Internal mode converter mirror shaping from measured field intensity

Abstract

Summary form only given. The simulation and experimental results for a pair of gyrotron internal mode converter phase-correcting mirrors designed from intensity measurements of the feed system will be presented The feed system consists of a rippled-wall launcher that converts a 110 GHz, TE(22,6) rotating cylindrical waveguide mode into a quasi-Gaussian free-space beam and two toroidal mirrors that shape the beam. The field intensity of the beam after the second toroidal mirror was measured over several consecutive planes, and the phase of this beam was retrieved from the measurements to recover the full field structure.
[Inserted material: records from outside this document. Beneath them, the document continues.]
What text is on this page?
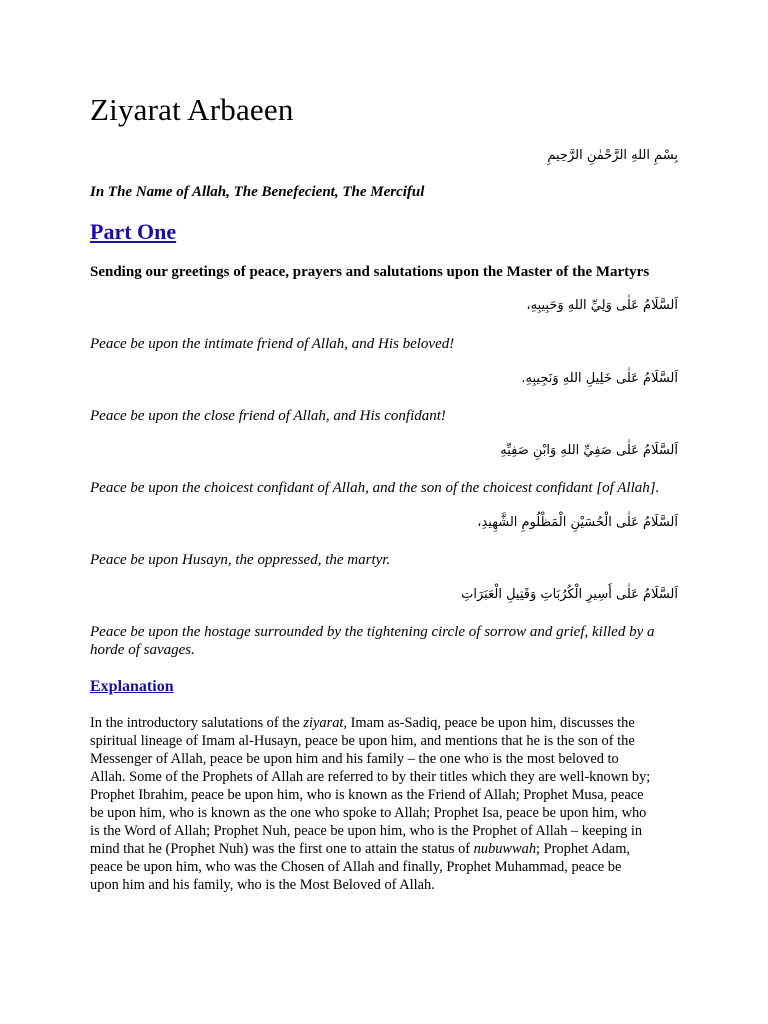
Ziyarat Arbaeen

بِسْمِ اللهِ الرَّحْمٰنِ الرَّحِيمِ

In The Name of Allah, The Benefecient, The Merciful

Part One

Sending our greetings of peace, prayers and salutations upon the Master of the Martyrs

اَلسَّلَامُ عَلٰى وَلِيِّ اللهِ وَحَبِيبِهِ،

Peace be upon the intimate friend of Allah, and His beloved!

اَلسَّلَامُ عَلٰى خَلِيلِ اللهِ وَنَجِيبِهِ.

Peace be upon the close friend of Allah, and His confidant!

اَلسَّلَامُ عَلٰى صَفِيِّ اللهِ وَابْنِ صَفِيِّهِ

Peace be upon the choicest confidant of Allah, and the son of the choicest confidant [of Allah].

اَلسَّلَامُ عَلٰى الْحُسَيْنِ الْمَظْلُومِ الشَّهِيدِ،

Peace be upon Husayn, the oppressed, the martyr.

اَلسَّلَامُ عَلٰى أَسِيرِ الْكُرُبَاتِ وَقَتِيلِ الْعَبَرَاتِ

Peace be upon the hostage surrounded by the tightening circle of sorrow and grief, killed by a

horde of savages.

Explanation
In the introductory salutations of the ziyarat, Imam as-Sadiq, peace be upon him, discusses the
spiritual lineage of Imam al-Husayn, peace be upon him, and mentions that he is the son of the
Messenger of Allah, peace be upon him and his family – the one who is the most beloved to
Allah. Some of the Prophets of Allah are referred to by their titles which they are well-known by;
Prophet Ibrahim, peace be upon him, who is known as the Friend of Allah; Prophet Musa, peace
be upon him, who is known as the one who spoke to Allah; Prophet Isa, peace be upon him, who
is the Word of Allah; Prophet Nuh, peace be upon him, who is the Prophet of Allah – keeping in
mind that he (Prophet Nuh) was the first one to attain the status of nubuwwah; Prophet Adam,
peace be upon him, who was the Chosen of Allah and finally, Prophet Muhammad, peace be
upon him and his family, who is the Most Beloved of Allah.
This reconstructed field was used to shape a pair of phase-correcting mirrors which transform the feed field into an ideal Gaussian beam suitable for transmission through a two-inch clear aperture diamond gyrotron window. An independent physical optics numerical electromagnetics code was used to propagate the feed field through the two-mirror system to the gyrotron window aperture, and the system produced the desired Gaussian beam amplitude and phase on the window, with 99.5% of the beam power passing through the aperture. Several new insights concerning the current design approach, derived from these simulations, will be presented. The shaped mirrors were manufactured from solid aluminum and installed on the mode converter in a cold test experiment. Measurements were made of the radiated field pattern before, on, and after the window plane, and the measured beam is indeed a Gaussian with parameters that match those of the theoretical design. A detailed analysis of these encouraging results will be presented.